One Step Too Far, by Lisa Gardner, is the second installment in her series featuring Frankie Elkin, who travels the country finding missing people (usually dead). This case involves a groom who disappeared in the Wyoming wilderness on his bachelor weekend. It is five years later, and no one expects to find him alive, but his father wants to find him before his mother dies and his friends, who were along on the fateful weekend, want some resolution (and they have secrets). Basically, the book is kind of a wilderness survival tale, so not my favorite thing, but well done for what it is.

The End of October, by Lawrence Wright, is also a survival story, but the enemy is not a murderer or the wilderness but acute hemorrhagic fever. Dr. Henry Parsons, the scientist with the best chance of solving the medical mystery, ends up trapped in various locations in the Eastern Hemisphere while his family, particularly his children, must deal with the raging pandemic in Atlanta, where they live. It's not the greatest medical mystery I've read, but it was entertaining. 

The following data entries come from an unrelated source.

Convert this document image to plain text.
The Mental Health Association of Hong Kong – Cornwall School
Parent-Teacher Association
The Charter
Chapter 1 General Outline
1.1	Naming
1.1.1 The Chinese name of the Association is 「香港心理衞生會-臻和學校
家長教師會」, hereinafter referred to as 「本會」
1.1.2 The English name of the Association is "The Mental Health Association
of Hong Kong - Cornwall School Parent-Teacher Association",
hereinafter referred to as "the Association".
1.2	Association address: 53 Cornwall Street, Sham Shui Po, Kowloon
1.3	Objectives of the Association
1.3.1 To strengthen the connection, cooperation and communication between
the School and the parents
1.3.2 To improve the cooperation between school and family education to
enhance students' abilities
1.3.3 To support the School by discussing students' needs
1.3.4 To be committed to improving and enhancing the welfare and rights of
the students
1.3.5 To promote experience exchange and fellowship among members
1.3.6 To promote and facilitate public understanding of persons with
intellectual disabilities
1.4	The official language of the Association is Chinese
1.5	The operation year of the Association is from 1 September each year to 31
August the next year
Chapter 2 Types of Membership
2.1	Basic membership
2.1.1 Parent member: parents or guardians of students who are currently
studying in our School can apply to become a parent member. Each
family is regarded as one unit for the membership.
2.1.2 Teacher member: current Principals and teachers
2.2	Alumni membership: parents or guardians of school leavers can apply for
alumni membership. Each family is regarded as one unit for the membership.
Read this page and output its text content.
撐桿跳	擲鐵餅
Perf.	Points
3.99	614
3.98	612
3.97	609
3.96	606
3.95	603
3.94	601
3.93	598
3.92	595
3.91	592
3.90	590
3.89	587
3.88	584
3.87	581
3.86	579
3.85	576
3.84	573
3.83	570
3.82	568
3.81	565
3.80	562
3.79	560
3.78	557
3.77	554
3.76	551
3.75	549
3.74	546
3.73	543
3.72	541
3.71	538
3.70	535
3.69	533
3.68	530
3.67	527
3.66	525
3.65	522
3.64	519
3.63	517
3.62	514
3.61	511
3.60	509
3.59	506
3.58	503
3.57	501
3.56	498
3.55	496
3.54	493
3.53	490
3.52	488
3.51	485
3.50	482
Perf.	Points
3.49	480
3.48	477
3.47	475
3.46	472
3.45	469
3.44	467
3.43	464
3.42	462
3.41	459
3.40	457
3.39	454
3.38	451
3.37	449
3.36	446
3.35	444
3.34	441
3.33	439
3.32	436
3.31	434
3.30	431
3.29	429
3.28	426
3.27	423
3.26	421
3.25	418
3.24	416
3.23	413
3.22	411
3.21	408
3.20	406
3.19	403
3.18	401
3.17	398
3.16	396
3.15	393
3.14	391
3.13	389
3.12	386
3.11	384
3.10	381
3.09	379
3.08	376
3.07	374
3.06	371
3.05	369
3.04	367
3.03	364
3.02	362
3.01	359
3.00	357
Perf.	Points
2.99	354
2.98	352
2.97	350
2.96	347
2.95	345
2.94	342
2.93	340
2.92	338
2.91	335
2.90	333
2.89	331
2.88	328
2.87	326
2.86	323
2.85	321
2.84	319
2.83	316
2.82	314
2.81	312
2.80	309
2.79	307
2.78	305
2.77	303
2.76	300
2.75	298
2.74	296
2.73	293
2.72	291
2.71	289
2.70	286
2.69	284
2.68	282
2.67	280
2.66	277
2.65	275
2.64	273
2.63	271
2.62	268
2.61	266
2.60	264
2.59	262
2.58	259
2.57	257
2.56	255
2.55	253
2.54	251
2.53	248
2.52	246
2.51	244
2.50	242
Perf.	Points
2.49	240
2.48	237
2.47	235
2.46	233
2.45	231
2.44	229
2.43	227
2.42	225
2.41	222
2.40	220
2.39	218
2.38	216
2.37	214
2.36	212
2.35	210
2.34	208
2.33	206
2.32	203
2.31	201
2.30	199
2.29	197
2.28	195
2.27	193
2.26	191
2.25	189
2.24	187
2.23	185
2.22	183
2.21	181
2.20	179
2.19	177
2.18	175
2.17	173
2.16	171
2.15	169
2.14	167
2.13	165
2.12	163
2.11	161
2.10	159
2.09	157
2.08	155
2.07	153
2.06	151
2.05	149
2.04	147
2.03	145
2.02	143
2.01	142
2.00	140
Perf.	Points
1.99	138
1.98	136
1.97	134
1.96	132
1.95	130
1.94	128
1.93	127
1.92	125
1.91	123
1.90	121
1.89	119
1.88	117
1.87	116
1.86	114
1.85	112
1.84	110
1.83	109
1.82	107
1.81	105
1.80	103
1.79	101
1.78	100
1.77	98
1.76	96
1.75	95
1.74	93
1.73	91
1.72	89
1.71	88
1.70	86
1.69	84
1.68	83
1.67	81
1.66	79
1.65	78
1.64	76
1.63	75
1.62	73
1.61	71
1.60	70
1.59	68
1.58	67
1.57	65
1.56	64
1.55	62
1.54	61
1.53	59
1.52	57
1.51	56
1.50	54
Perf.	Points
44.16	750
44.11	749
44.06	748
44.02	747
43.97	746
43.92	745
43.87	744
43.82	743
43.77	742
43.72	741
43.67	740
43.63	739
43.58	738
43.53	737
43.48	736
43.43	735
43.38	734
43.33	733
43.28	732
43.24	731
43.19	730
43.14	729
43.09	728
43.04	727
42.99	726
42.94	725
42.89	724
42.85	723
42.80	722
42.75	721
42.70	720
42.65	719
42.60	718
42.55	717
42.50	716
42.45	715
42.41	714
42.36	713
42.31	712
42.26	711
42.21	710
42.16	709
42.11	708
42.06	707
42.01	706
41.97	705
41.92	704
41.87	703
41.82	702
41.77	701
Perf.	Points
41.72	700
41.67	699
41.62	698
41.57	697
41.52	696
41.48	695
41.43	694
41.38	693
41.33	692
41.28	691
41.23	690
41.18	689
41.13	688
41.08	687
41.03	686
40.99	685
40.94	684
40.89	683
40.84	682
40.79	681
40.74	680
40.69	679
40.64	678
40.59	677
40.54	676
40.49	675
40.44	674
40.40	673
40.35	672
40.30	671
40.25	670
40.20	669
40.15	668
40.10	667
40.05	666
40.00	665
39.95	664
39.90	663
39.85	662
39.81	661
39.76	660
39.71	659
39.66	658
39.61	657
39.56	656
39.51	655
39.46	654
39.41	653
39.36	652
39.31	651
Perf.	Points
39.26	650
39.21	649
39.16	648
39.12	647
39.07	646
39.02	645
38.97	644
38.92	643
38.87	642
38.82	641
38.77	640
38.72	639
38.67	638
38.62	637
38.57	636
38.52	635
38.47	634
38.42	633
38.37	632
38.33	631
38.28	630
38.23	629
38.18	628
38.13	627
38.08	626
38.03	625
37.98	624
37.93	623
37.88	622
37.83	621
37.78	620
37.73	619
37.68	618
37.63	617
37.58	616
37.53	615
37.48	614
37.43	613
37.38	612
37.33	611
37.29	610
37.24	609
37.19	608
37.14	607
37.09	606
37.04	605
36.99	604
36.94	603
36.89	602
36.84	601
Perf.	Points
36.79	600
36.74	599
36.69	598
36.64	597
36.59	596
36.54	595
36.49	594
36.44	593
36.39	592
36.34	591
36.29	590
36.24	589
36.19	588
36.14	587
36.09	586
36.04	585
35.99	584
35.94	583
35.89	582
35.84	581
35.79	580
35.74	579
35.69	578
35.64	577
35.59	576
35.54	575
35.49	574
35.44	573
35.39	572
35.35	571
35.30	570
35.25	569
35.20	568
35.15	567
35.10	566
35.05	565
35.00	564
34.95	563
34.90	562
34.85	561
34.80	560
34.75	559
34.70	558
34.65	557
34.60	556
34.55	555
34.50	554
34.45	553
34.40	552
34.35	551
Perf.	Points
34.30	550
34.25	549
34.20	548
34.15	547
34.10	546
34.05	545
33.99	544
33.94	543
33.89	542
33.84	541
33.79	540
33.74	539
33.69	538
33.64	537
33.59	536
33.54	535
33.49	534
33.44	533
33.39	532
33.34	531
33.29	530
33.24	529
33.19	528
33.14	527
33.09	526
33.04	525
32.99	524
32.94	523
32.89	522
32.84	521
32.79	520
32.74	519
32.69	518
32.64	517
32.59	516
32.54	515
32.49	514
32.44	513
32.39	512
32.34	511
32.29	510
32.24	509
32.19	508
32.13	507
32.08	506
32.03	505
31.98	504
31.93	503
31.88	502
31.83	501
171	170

I have enjoyed a number of Val McDermid's books and admire her ability to create multiple characters around which she bases series. But I did not find Allie Burns, the journalist-heroine of 1979, to be very interesting; I did find her to be lacking in common sense, which perhaps I value too much in my advancing age. Allie and her pal Danny take on two big stories, one involving tax fraud involving Danny's brother, the other requiring infiltration of a "cell" of three idiots planning a terrorist act designed to bring attention to the movement for Scottish independence (and modeled after the IRA). Literally did not care what happened in either case. 


Favorite Passage

I'm told girls dream of being wives, but wifedom seems an awful lot like defeat dressed up as victory. We're celebrated for marrying, but after that we must cede all territory and answer to a new authority like a vanquished nation.